Dentro del amplio mercado del gran consumo, Nielsen afirma que existen algunas categorías y nichos de mercado al alza y, por tanto, propicios para la innovación, como los productos relacionados con la salud, el culto al cuerpo y el cuidado personal. También están funcionando productos vinculados con la indulgencia, como las ginebras, que crecen por encima del 8% y que llevan ya tiempo comportándose muy bien en el mercado, pero ahora además innovan y se han incorporado referencias nuevas como las ginebras rosas.

Esta da pistas de por dónde debe “caminar” la innovación: las leches especiales (15%), el arroz integral (11%), el arroz biológico (34%), las pastas integrales (20%) y las ensaladas de cuarta gama (13%). Y lo mismo sucede con los súper alimentos como el brócoli (18%) o las alcachofas (14%). Además, y dado que el consumidor, si bien no cesa en su empeño de controlar el gasto y buscar en tienda ofertas y promociones, en ocasiones se muestra dispuesto a pagar más por determinados productos, lo 'gourmet' es otro de los nichos a explorar. Por citar un ejemplo, los aceites de oliva súper 'premium', que, a pesar de tener un precio superior al aceite convencional, crecen a un ritmo del 14%.

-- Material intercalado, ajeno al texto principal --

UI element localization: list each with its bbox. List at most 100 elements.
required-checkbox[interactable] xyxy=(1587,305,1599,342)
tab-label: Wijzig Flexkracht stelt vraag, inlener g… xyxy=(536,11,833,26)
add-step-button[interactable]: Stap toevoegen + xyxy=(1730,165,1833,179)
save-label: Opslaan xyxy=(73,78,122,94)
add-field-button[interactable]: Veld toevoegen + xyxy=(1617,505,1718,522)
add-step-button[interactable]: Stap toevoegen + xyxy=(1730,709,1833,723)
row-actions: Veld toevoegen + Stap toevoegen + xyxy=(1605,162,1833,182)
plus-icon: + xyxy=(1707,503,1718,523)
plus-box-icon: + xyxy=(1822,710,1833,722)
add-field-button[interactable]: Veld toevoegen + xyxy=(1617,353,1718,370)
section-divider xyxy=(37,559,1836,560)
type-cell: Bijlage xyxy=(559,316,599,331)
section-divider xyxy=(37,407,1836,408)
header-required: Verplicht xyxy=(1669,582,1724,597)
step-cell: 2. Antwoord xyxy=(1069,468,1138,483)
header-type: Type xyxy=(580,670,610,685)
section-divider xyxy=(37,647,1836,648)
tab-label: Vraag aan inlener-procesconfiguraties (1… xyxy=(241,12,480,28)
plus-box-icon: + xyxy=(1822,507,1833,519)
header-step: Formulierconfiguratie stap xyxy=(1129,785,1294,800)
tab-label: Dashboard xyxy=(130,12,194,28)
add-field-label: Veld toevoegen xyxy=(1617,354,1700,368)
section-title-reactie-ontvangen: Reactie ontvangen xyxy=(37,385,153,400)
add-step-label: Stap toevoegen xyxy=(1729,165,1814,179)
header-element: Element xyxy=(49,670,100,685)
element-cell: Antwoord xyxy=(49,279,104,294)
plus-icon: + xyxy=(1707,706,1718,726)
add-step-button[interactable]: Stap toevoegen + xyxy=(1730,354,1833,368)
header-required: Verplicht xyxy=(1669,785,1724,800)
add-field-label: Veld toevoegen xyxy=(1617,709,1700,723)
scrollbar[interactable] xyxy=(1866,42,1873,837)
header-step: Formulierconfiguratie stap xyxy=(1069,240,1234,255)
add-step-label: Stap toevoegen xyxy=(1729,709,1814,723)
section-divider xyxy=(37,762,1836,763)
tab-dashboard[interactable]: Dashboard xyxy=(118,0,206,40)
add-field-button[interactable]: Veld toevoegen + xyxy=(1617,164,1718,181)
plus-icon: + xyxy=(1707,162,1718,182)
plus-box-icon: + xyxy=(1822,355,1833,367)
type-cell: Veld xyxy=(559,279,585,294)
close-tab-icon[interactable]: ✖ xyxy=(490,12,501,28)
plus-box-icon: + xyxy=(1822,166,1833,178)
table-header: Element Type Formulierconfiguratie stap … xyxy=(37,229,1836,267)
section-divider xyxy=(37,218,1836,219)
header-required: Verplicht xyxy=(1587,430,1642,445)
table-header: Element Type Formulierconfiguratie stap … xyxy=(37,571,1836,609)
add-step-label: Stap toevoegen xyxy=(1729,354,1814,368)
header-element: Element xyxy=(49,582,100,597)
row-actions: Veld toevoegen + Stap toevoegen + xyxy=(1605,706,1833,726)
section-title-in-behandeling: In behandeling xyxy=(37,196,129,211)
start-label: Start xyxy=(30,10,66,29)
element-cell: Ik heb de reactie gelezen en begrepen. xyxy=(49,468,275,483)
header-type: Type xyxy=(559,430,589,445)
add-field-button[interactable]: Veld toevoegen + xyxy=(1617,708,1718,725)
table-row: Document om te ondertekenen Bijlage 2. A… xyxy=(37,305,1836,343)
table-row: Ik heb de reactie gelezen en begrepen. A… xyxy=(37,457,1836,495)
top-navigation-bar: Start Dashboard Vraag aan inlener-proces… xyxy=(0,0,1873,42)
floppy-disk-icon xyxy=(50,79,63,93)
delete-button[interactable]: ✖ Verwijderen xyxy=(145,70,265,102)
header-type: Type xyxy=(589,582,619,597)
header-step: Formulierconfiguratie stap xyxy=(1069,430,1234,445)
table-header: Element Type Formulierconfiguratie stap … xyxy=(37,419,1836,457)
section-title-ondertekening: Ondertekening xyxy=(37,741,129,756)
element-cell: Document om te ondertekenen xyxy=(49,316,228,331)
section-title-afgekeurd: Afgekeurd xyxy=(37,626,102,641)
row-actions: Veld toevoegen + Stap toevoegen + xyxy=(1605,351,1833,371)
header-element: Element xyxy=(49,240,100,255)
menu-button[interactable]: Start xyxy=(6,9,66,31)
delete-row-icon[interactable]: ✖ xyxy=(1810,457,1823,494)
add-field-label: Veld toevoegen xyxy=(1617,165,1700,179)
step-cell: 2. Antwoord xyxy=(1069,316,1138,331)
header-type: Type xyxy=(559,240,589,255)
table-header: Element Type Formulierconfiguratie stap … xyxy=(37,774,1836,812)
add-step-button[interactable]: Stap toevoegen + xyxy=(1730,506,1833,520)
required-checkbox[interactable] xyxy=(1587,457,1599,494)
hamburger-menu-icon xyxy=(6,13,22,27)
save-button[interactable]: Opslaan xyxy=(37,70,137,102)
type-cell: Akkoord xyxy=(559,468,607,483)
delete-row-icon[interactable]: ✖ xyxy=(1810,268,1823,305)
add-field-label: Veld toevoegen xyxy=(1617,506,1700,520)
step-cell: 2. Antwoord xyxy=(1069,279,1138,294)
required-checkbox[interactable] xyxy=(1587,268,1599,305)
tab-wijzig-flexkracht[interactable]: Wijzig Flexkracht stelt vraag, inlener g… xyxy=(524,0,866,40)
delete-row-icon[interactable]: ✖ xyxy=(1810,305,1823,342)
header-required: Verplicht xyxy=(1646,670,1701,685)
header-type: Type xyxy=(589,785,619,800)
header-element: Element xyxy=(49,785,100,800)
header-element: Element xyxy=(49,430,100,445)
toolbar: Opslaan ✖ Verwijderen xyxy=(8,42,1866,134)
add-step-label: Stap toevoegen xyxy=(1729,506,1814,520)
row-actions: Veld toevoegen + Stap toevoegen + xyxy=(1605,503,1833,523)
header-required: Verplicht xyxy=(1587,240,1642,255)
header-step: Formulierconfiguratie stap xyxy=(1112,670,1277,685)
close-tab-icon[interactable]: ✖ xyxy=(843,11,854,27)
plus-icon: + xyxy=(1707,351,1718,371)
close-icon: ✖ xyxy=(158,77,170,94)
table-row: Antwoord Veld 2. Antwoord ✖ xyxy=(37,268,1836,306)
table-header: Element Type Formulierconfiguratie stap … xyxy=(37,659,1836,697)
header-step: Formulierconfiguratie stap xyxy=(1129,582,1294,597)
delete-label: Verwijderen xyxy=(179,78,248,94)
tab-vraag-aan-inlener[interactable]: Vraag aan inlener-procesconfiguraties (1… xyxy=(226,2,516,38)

Para Nielsen la clave para sobrevivir más de un año en el lineal y ser una innovación exitosa pasa por entender que cada nuevo producto tiene que desempeñar una función en la vida de las personas. Es por ello que el consumidor 'contrata' y 'despide' productos en función de cómo la desempeñan, y aquí está la idea fundamental: hay que resolver los trabajos mal realizados en la vida de los consumidores. Por tanto, a la hora desarrollar un producto nuevo no se trata tanto de pensar en ingredientes, envase o en el propio perfil de consumidor al que iría dirigido, sino en las circunstancias que rodean la vida de esa persona.